酔狂
「文化財になってしまうと下手に手が付けられなくなる。その前に人柱にされた男を探してみないか?
もし、この中で見つけれる人がいたら!
僕はどんな望みでも叶えるよ。」元推しが冗談とも本気ともつかぬ事を言い出した。
「エッ、じゃあ俺はアニメの続きお願いしたいな!」青髪役の隆史が速攻希望を言う。
「いいよ、すぐアニメ会社にお願いするよ。もし、見つけられたらね。戦前から人が探して見つからない男だよ?それくらいお安い御用だ。」社長が親指を立てる。
「…元グループを復活してくれますか?別会社になったから無理ですか?」思わず琴子は場の空気を読まずに速攻聞く。
「あ〜、君も居たんだっけ?アッチの社長は柔軟な人だし、元メンバーは大人ばっかりだから出戻りしても許してくれるだろうね。嫌なのは僕だけだし…いいよ。
もし、70年前に消えた男を見つけてくれたら、それくらい我慢しょう。ただし、1年だ。それが限界だね。」具体的に期限を設けたと言う事は信用できる!
これは本気だ!
「よし!やった!」琴子は小声でガッツポーズをした。
「しかし、なんでそんな本当か嘘か分からない話にマジになりはるんですか?社長?」クリスタ役の太一が聞く。
「すごい僕が信用してる友達が泊まりに来てくれるたけど…毎回うなされて目覚めるんだよ。
スゴい良い人だから、我慢して泊まってくれるんだけど…1泊が限度みたい。
もっと遊びたいのにさ…」と話す。
『ああ〜オカルトゲーマーの足立さんだ!』推しとスゴい仲良しなのだ。
「彼は本当に怖がらない人だから、そんな彼がうなされるってのはオカシイと思うんだ。だから、人柱は僕的にはかなり信憑性あるんだよ。」と話した。

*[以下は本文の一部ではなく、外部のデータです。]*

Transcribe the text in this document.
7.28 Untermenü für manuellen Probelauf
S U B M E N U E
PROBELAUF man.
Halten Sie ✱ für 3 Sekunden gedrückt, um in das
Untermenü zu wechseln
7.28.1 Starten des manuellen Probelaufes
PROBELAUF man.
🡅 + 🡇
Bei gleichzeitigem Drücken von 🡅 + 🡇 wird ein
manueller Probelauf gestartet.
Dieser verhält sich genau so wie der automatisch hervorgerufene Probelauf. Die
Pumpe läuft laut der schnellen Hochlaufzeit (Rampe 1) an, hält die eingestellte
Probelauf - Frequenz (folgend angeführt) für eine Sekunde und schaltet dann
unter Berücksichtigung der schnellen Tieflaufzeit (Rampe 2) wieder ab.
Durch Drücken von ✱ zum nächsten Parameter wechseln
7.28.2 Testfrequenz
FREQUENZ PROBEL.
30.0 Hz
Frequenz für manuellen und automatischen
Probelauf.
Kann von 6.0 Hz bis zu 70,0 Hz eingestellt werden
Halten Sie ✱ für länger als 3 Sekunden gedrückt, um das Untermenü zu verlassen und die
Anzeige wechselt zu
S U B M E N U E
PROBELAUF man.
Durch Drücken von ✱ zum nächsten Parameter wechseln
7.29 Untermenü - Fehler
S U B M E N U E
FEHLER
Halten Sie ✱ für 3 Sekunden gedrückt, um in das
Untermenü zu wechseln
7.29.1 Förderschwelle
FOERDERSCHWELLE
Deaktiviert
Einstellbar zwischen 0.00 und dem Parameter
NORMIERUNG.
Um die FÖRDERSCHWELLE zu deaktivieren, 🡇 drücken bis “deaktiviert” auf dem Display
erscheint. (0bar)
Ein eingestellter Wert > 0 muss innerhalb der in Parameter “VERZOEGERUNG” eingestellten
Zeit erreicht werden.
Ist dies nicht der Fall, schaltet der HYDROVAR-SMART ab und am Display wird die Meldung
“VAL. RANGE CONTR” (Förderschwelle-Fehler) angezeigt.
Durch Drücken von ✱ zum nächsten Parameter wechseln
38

昔は一緒にオカルト配信したりしてたし、機器に弱い推しをサポートしてくれる有難い人なのだ。
そんな彼と仲良くお泊り会できないのは、確かに辛いだろう。
「私は録音スタジオお願いしたいです。アルバムも5人姉妹で出したい!」中にはジュンも混じってる。
琴子と仲良いのを隠してる。
ここで全く推しの復活に触れないのはナイスだ!
「お〜っ、それもいいね〜お兄ちゃんボイスは出したし、次はお兄ちゃんアルバム出そう!」推しは本気だ。
「………」皆が冷ややかな目で社長を見る。
「あの人、アレ以外はちゃんとした人なのになあ〜
なんか狂ってるよね?」笠原が小声で琴子に話す。
「良いんだよ!そういう捨てられない拘り強い所があの人らしさだし、基本人畜無害だし。
あの人の妹は概念であり、生身の人間では無いんだよ。
だから、配信事務所興して妹達を作るしかなかったんだよ。」琴子の説明に笠原は良く分からないのか?首をひねる。
「う〜ん、映画や漫画も結局は作り手のイマジナリーなんだよ。それを形にして出したい欲求が限界点越えるとああなるんだよ。分かるかな?」琴子なりに説明するが笠原は常識的な男なので理解できないようだ。